Additional elements for CCPA compliance:

• Categories of personal information collected in the past 12 months
• Business or commercial purposes for collection
• Categories of sources of personal information
• Categories of third parties with whom you share data
• Description of consumer rights and how to exercise them
• Contact information for privacy requests
• "Do Not Sell or Share My Personal Information" link

Step 2: Make Your Privacy Policy Conspicuous

CalOPPA requires the privacy policy to be "conspicuously posted." This means:

• The link should be visible on your homepage
• Use the word "privacy" in the link text
• Use a font size and color that stands out
• Place it in an expected location (footer, navigation menu)

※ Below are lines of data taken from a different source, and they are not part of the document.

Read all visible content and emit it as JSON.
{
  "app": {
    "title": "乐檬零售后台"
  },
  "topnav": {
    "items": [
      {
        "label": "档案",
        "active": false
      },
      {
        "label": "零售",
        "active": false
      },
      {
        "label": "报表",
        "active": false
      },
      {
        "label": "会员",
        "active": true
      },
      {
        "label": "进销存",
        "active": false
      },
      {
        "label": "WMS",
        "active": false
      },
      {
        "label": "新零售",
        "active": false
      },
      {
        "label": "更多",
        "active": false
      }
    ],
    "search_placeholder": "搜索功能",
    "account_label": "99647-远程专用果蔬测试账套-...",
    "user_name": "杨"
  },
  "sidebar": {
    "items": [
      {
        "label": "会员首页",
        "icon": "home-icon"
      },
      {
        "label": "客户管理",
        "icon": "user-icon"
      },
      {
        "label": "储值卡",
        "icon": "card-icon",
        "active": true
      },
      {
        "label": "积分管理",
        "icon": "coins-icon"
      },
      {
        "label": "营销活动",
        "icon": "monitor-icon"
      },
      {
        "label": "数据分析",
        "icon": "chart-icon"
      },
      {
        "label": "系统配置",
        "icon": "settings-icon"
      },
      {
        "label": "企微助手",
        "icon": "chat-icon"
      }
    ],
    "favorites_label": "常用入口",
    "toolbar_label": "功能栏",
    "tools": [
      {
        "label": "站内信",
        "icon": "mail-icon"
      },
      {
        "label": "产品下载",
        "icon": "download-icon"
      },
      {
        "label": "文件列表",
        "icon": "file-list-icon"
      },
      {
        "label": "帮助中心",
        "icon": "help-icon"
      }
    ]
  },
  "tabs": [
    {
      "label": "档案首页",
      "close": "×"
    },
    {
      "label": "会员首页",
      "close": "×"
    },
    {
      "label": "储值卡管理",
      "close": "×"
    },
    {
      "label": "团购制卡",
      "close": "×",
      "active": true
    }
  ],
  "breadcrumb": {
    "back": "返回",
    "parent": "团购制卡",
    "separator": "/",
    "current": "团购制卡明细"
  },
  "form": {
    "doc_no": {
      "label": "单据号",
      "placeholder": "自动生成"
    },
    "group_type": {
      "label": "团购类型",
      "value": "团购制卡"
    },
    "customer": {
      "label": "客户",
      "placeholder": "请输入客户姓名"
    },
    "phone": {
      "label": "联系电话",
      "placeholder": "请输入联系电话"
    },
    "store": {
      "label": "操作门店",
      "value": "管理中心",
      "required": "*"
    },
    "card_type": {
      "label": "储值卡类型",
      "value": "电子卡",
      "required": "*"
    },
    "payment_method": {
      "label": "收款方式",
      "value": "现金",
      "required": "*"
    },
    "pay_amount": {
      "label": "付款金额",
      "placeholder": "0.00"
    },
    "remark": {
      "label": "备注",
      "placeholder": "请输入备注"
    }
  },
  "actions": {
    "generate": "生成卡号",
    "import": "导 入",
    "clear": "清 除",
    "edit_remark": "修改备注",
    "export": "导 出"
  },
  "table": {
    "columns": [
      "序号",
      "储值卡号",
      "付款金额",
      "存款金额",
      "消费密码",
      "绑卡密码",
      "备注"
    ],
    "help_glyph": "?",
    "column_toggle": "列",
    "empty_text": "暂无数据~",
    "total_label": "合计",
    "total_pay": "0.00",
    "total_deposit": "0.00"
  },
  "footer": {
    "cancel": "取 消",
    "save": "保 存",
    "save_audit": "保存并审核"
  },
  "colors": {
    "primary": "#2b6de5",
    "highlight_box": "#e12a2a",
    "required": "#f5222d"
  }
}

Step 3: Implement CCPA Consumer Request Processes

If CCPA applies to your business, you need systems to handle consumer rights requests:

• Provide at least two methods for submitting requests (e.g., web form, email, toll-free number)
• Verify the identity of requesters
• Respond to requests within 45 days (extendable by another 45 days with notice)
• Provide information in a portable, usable format
• Train staff on handling privacy requests

Step 4: Add Required CCPA Links

If you sell or share personal information, add a clear "Do Not Sell or Share My Personal Information" link on your homepage and in your privacy policy. CPRA also requires a "Limit the Use of My Sensitive Personal Information" link if you process sensitive data.

Common Compliance Mistakes

• Hidden privacy policy: Burying your privacy policy link violates CalOPPA's "conspicuous" requirement.
• Outdated policy: Failing to update your policy when practices change can lead to violations of both laws.
• Ignoring Do Not Track: CalOPPA requires disclosure even if you don't honor DNT signals.
• Missing opt-out mechanism: CCPA requires a functional opt-out, not just disclosure.
• Slow response times: CCPA mandates 45-day response windows for consumer requests.
• Discriminating against opt-outs: Charging more or providing lesser service to consumers who exercise CCPA rights violates the law.

Looking Ahead: Privacy Law Evolution

California privacy law continues to evolve. The CPRA strengthened CCPA by creating the California Privacy Protection Agency, adding new consumer rights, and tightening data minimization requirements. Businesses should monitor regulatory guidance from the CPPA and anticipate stricter enforcement.

Many other states have enacted comprehensive privacy laws modeled partly on CCPA, including Virginia, Colorado, Connecticut, and Utah. Federal privacy legislation continues to be discussed. Building strong privacy practices now will help you adapt to future requirements.

Conclusion

CalOPPA and CCPA both protect California residents' privacy but serve different purposes. CalOPPA ensures transparency through mandatory privacy policy disclosures, while CCPA empowers consumers with rights over their personal data.

Most businesses with California users must comply with CalOPPA, while larger businesses meeting CCPA thresholds face additional obligations. The good news is that compliance with CCPA generally means you'll also satisfy CalOPPA requirements.

The best approach is to create a comprehensive privacy policy that addresses both laws, implement clear consumer rights processes if CCPA applies, and stay informed about regulatory changes. With proper privacy practices in place, you protect both your users and your business.